G-cluster plans mobile gaming service to challenge OnLive

Japanese cloud-gaming and VOD startup G-cluster plans to enter the U.S. market with an on-demand mobile gaming service, presenting a possible challenge to OnLive. The company has secured an unnamed amount of funding from Intel(s intc) and Vivendi’s French mobile carrier SFR to expand its reach beyond home casual gaming and movie streaming into high-end gaming for tablets and smartphones.

G-cluster has already established itself in France, providing a casual gaming service through SFR’s residential broadband arm that customers can access through their TVs and set-top boxes or on their Macs or PCs. In Japan, G-cluster is offering an HD movie-on-demand service to connected TVs. But according to Sevan Kessissian, G-cluster VP of Content and Strategy, the startup has bigger ambitions than just casual gaming and video in the domicile. It plans to combine the processing might of the cloud and low-latency, high-bandwidth connections of new wireless networks to create a mobile service that supports high-quality, real-time gaming to tablets and other mobile devices. And it plans to launch that service in the U.S.
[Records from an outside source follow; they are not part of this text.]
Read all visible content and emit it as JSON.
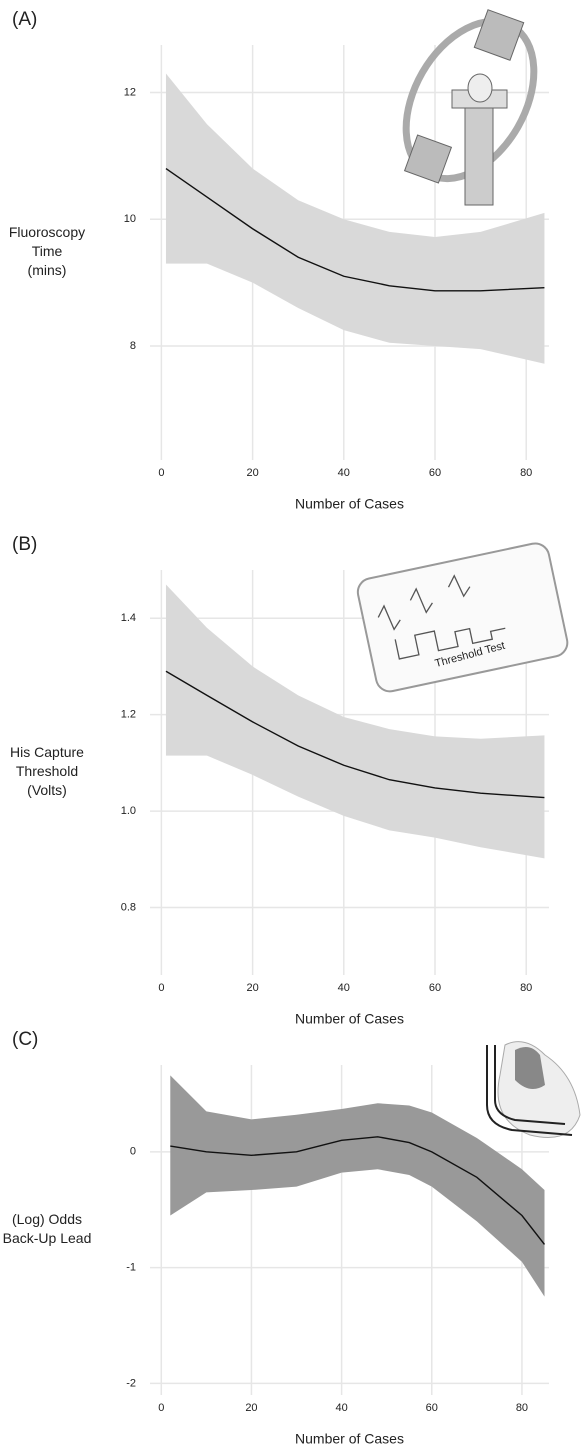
{
  "chart_data": [
    {
      "type": "line",
      "panel_label": "(A)",
      "ylabel": [
        "Fluoroscopy",
        "Time",
        "(mins)"
      ],
      "xlabel": "Number of Cases",
      "x": [
        1,
        10,
        20,
        30,
        40,
        50,
        60,
        70,
        84
      ],
      "values": [
        10.8,
        10.35,
        9.85,
        9.4,
        9.1,
        8.95,
        8.87,
        8.87,
        8.92
      ],
      "upper": [
        12.3,
        11.5,
        10.8,
        10.3,
        10.0,
        9.8,
        9.72,
        9.8,
        10.1
      ],
      "lower": [
        9.3,
        9.3,
        9.0,
        8.6,
        8.25,
        8.05,
        8.0,
        7.95,
        7.72
      ],
      "color": "#111111",
      "band_color": "#d9d9d9",
      "grid": true,
      "xlim": [
        -2.5,
        85
      ],
      "xticks": [
        0,
        20,
        40,
        60,
        80
      ],
      "ylim": [
        6.2,
        12.75
      ],
      "yticks": [
        8,
        10,
        12
      ]
    },
    {
      "type": "line",
      "panel_label": "(B)",
      "ylabel": [
        "His Capture",
        "Threshold",
        "(Volts)"
      ],
      "xlabel": "Number of Cases",
      "illustration_text": "Threshold Test",
      "x": [
        1,
        10,
        20,
        30,
        40,
        50,
        60,
        70,
        84
      ],
      "values": [
        1.29,
        1.24,
        1.185,
        1.135,
        1.095,
        1.065,
        1.048,
        1.037,
        1.028
      ],
      "upper": [
        1.47,
        1.38,
        1.3,
        1.24,
        1.195,
        1.17,
        1.155,
        1.15,
        1.157
      ],
      "lower": [
        1.115,
        1.115,
        1.075,
        1.03,
        0.99,
        0.96,
        0.945,
        0.925,
        0.902
      ],
      "color": "#111111",
      "band_color": "#d9d9d9",
      "grid": true,
      "xlim": [
        -2.5,
        85
      ],
      "xticks": [
        0,
        20,
        40,
        60,
        80
      ],
      "ylim": [
        0.66,
        1.5
      ],
      "yticks": [
        0.8,
        {
          "value": 1,
          "label": "1.0"
        },
        1.2,
        1.4
      ]
    },
    {
      "type": "line",
      "panel_label": "(C)",
      "ylabel": [
        "(Log) Odds",
        "Back-Up Lead"
      ],
      "xlabel": "Number of Cases",
      "x": [
        2,
        10,
        20,
        30,
        40,
        48,
        55,
        60,
        70,
        80,
        85
      ],
      "values": [
        0.05,
        0.0,
        -0.03,
        0.0,
        0.1,
        0.13,
        0.08,
        0.0,
        -0.22,
        -0.55,
        -0.8
      ],
      "upper": [
        0.66,
        0.35,
        0.28,
        0.32,
        0.37,
        0.42,
        0.4,
        0.34,
        0.12,
        -0.15,
        -0.33
      ],
      "lower": [
        -0.55,
        -0.35,
        -0.33,
        -0.3,
        -0.18,
        -0.15,
        -0.2,
        -0.3,
        -0.6,
        -0.95,
        -1.25
      ],
      "color": "#111111",
      "band_color": "#999999",
      "grid": true,
      "xlim": [
        -2.5,
        86
      ],
      "xticks": [
        0,
        20,
        40,
        60,
        80
      ],
      "ylim": [
        -2.1,
        0.75
      ],
      "yticks": [
        -2,
        -1,
        0
      ]
    }
  ]
}
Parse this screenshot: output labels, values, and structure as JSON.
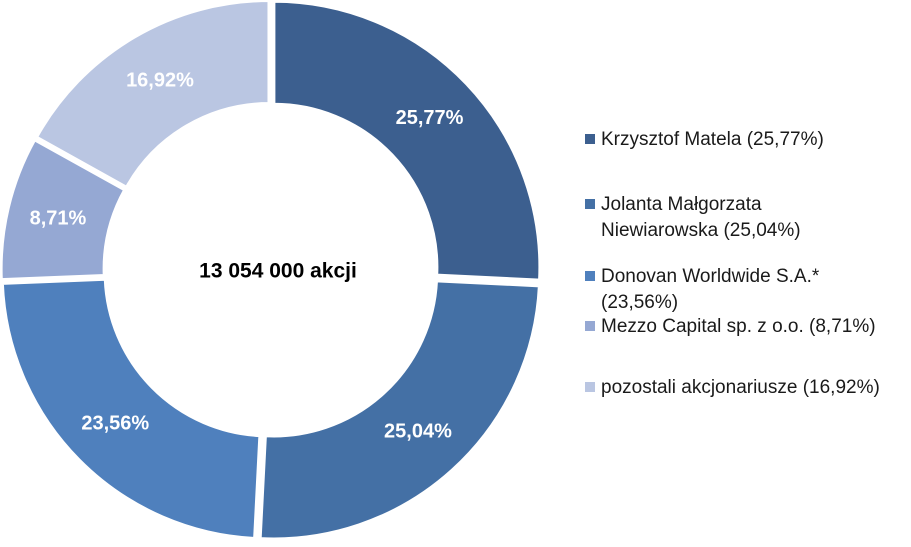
{
  "chart_data": {
    "type": "pie",
    "variant": "donut",
    "center_text": "13 054 000 akcji",
    "slices": [
      {
        "legend_lines": [
          "Krzysztof Matela (25,77%)"
        ],
        "value": 25.77,
        "label": "25,77%",
        "color": "#3c5f8f"
      },
      {
        "legend_lines": [
          "Jolanta Małgorzata",
          "Niewiarowska (25,04%)"
        ],
        "value": 25.04,
        "label": "25,04%",
        "color": "#4470a5"
      },
      {
        "legend_lines": [
          "Donovan Worldwide S.A.*",
          "(23,56%)"
        ],
        "value": 23.56,
        "label": "23,56%",
        "color": "#4f80bd"
      },
      {
        "legend_lines": [
          "Mezzo Capital sp. z o.o. (8,71%)"
        ],
        "value": 8.71,
        "label": "8,71%",
        "color": "#95a8d3"
      },
      {
        "legend_lines": [
          "pozostali akcjonariusze (16,92%)"
        ],
        "value": 16.92,
        "label": "16,92%",
        "color": "#bac6e2"
      }
    ],
    "legend_position": "right"
  }
}
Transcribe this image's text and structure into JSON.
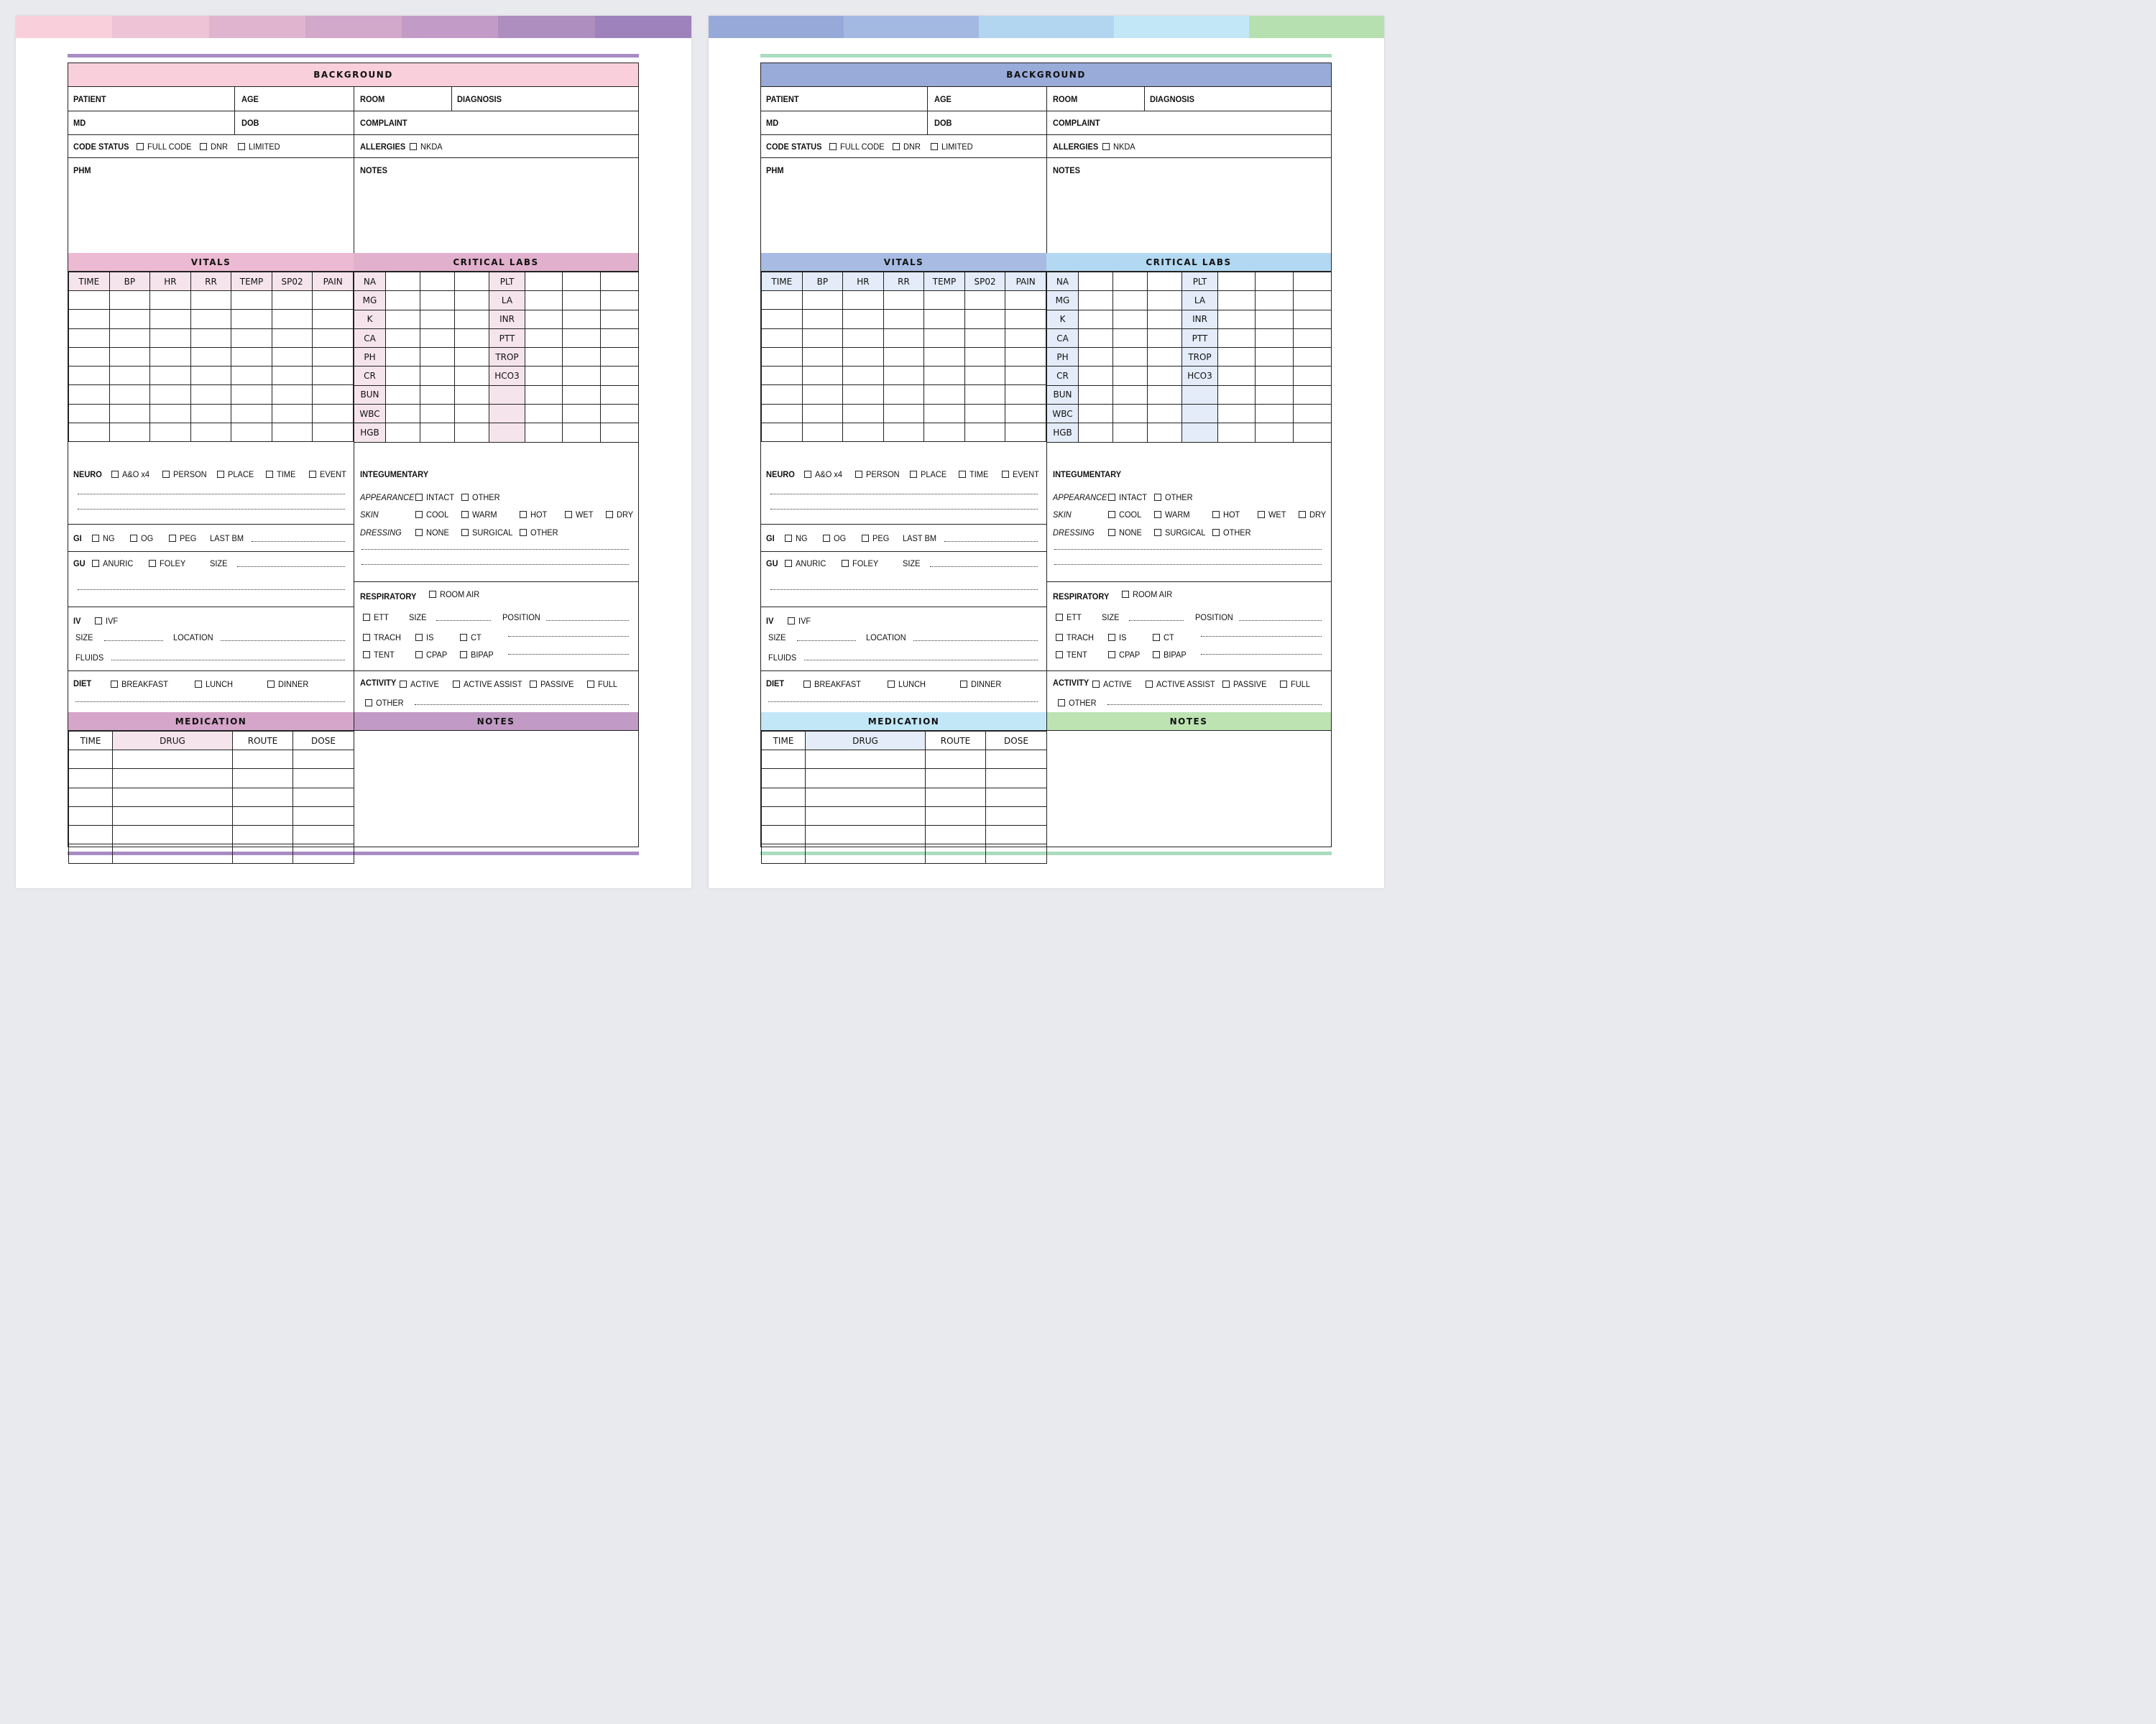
{
  "sheets": [
    {
      "theme": "pink-purple",
      "strip_colors": [
        "#f9cfdc",
        "#eec3d5",
        "#e0b4cf",
        "#d2a8cb",
        "#c29bc6",
        "#ae8dbf",
        "#9d82bb"
      ],
      "accent_rule": "#a88cc3",
      "background_header": "#f9cfdc",
      "vitals_header": "#ecbad2",
      "labs_header": "#e0b0cc",
      "col_header_fill": "#f5e4ec",
      "medication_header": "#d5a6c9",
      "notes_header": "#c19ac5"
    },
    {
      "theme": "blue-green",
      "strip_colors": [
        "#96a9d8",
        "#a3b9e2",
        "#b3d6f0",
        "#c2e8f8",
        "#b7e0b0"
      ],
      "accent_rule": "#a9dcc0",
      "background_header": "#99abd9",
      "vitals_header": "#a8bce3",
      "labs_header": "#b3d8f1",
      "col_header_fill": "#e3ecf8",
      "medication_header": "#c2e8f8",
      "notes_header": "#bde3b3"
    }
  ],
  "labels": {
    "background": "BACKGROUND",
    "patient": "PATIENT",
    "age": "AGE",
    "room": "ROOM",
    "diagnosis": "DIAGNOSIS",
    "md": "MD",
    "dob": "DOB",
    "complaint": "COMPLAINT",
    "code_status": "CODE STATUS",
    "full_code": "FULL CODE",
    "dnr": "DNR",
    "limited": "LIMITED",
    "allergies": "ALLERGIES",
    "nkda": "NKDA",
    "phm": "PHM",
    "notes": "NOTES",
    "vitals": "VITALS",
    "critical_labs": "CRITICAL LABS",
    "neuro": "NEURO",
    "ao": "A&O x4",
    "person": "PERSON",
    "place": "PLACE",
    "time": "TIME",
    "event": "EVENT",
    "gi": "GI",
    "ng": "NG",
    "og": "OG",
    "peg": "PEG",
    "last_bm": "LAST BM",
    "gu": "GU",
    "anuric": "ANURIC",
    "foley": "FOLEY",
    "size": "SIZE",
    "iv": "IV",
    "ivf": "IVF",
    "location": "LOCATION",
    "fluids": "FLUIDS",
    "diet": "DIET",
    "breakfast": "BREAKFAST",
    "lunch": "LUNCH",
    "dinner": "DINNER",
    "integumentary": "INTEGUMENTARY",
    "appearance": "APPEARANCE",
    "intact": "INTACT",
    "other": "OTHER",
    "skin": "SKIN",
    "cool": "COOL",
    "warm": "WARM",
    "hot": "HOT",
    "wet": "WET",
    "dry": "DRY",
    "dressing": "DRESSING",
    "none": "NONE",
    "surgical": "SURGICAL",
    "respiratory": "RESPIRATORY",
    "room_air": "ROOM AIR",
    "ett": "ETT",
    "position": "POSITION",
    "trach": "TRACH",
    "is": "IS",
    "ct": "CT",
    "tent": "TENT",
    "cpap": "CPAP",
    "bipap": "BIPAP",
    "activity": "ACTIVITY",
    "active": "ACTIVE",
    "active_assist": "ACTIVE ASSIST",
    "passive": "PASSIVE",
    "full": "FULL",
    "medication": "MEDICATION"
  },
  "vitals_columns": [
    "TIME",
    "BP",
    "HR",
    "RR",
    "TEMP",
    "SP02",
    "PAIN"
  ],
  "labs_left": [
    "NA",
    "MG",
    "K",
    "CA",
    "PH",
    "CR",
    "BUN",
    "WBC",
    "HGB"
  ],
  "labs_right": [
    "PLT",
    "LA",
    "INR",
    "PTT",
    "TROP",
    "HCO3",
    "",
    "",
    ""
  ],
  "medication_columns": [
    "TIME",
    "DRUG",
    "ROUTE",
    "DOSE"
  ]
}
“We are in discussion with major partners in order to penetrate the US market” Kessissian said via e-mail. “The game catalogue will be a blend of the best casual games and AAA games.”

Kessissian didn’t provide any details about which partners G-cluster is in discussions with or when such a U.S. service would launch, but when it finally does emerge here it may find an already established competitor in the market. In December, OnLive announced its mobile gaming service for iOS(s aapl) and Android(s goog) devices.

My colleague Kevin Tofel reviewed OnLive’s mobile beta on the iPad, over both Wi-Fi and 3G, and was particularly impressed by its performance when hooked into his home network connection. As Kevin pointed out in earlier post, virtualization services like cloud gaming to the tablet and smartphone are proliferating, delivering one more blow to already suffering PC sales.